Last week it was announced that Microsoft is planning to invest billions of dollars into the creator of new chatbot, ChatGPT. Artificial intelligence (AI) platforms such as ChatGPT are garnering increased attention, including in the legal industry, where people are questioning whether these types of technology can be relied upon by individuals or businesses to provide legal advice. If you are thinking about using such technology, there are important issues to bear in mind.
What is ChatGPT?
ChatGPT is a state-of-the-art open source language processing model or 'chatbot'. ChatGPT generates human-like text using a statistical model trained on billions of text samples from the internet. It can answer questions, summarise complex information and even write a song or produce a novel in real-time. When a user enters a command, ChatGPT processes the input and continues to update its replies as the conversation progresses.
Anyone who has tried ChatGPT will know how remarkable it is at providing human-sounding responses in next to no time. In fact ChatGPT wrote the previous paragraph when asked to describe itself in 4 sentences!
Could ChatGPT be used to provide legal advice?
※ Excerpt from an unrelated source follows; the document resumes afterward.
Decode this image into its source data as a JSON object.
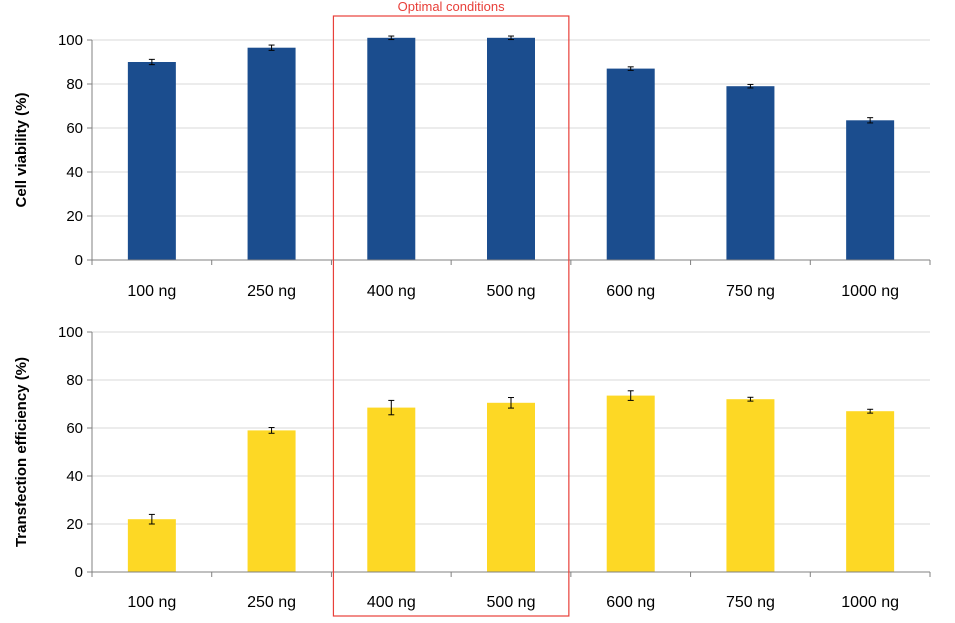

AI experts suggest that ChatGPT could revolutionise the provision of legal services especially in relation to drafting legal documents such as wills, leases and other standard form agreements. In fact ChatGPT recently passed exams in four courses at the University of Minnesota Law School according to professors.
ChatGPT can analyse a large amount of information in seconds, which has the capacity to dramatically reduce the amount of time spent researching a legal point. However, when tasked with applying legal principles it may be less effective. For example, when asked about the correct procedure in England & Wales for serving legal documents in specific circumstances, it gave a conceivable sounding but (importantly) partly incorrect answer.
The main issues with relying on answers provided by ChatGPT are:
- Although its responses are informed by a multitude of internet data, it doesn’t have access to anything behind paywalls such as case law on LexisNexis or Westlaw;
- It doesn't explain or give the source(s) of the information it provides. This is risky in a legal context and makes it hard to check its output if you don't already know the answers;
- It is only trained on information up to the end of 2021 so recent changes in law, policy or guidance will be missed, and
- Legal advice is often highly context-specific necessitating an appreciation of a range of outside factors, which ChatGPT is not yet equipped to incorporate.
Although AI technology might in the not too distant future assist lawyers by drastically reducing time spent on legal research or precedent documents, there are far too many risks involved in relying on it for legal advice at this stage.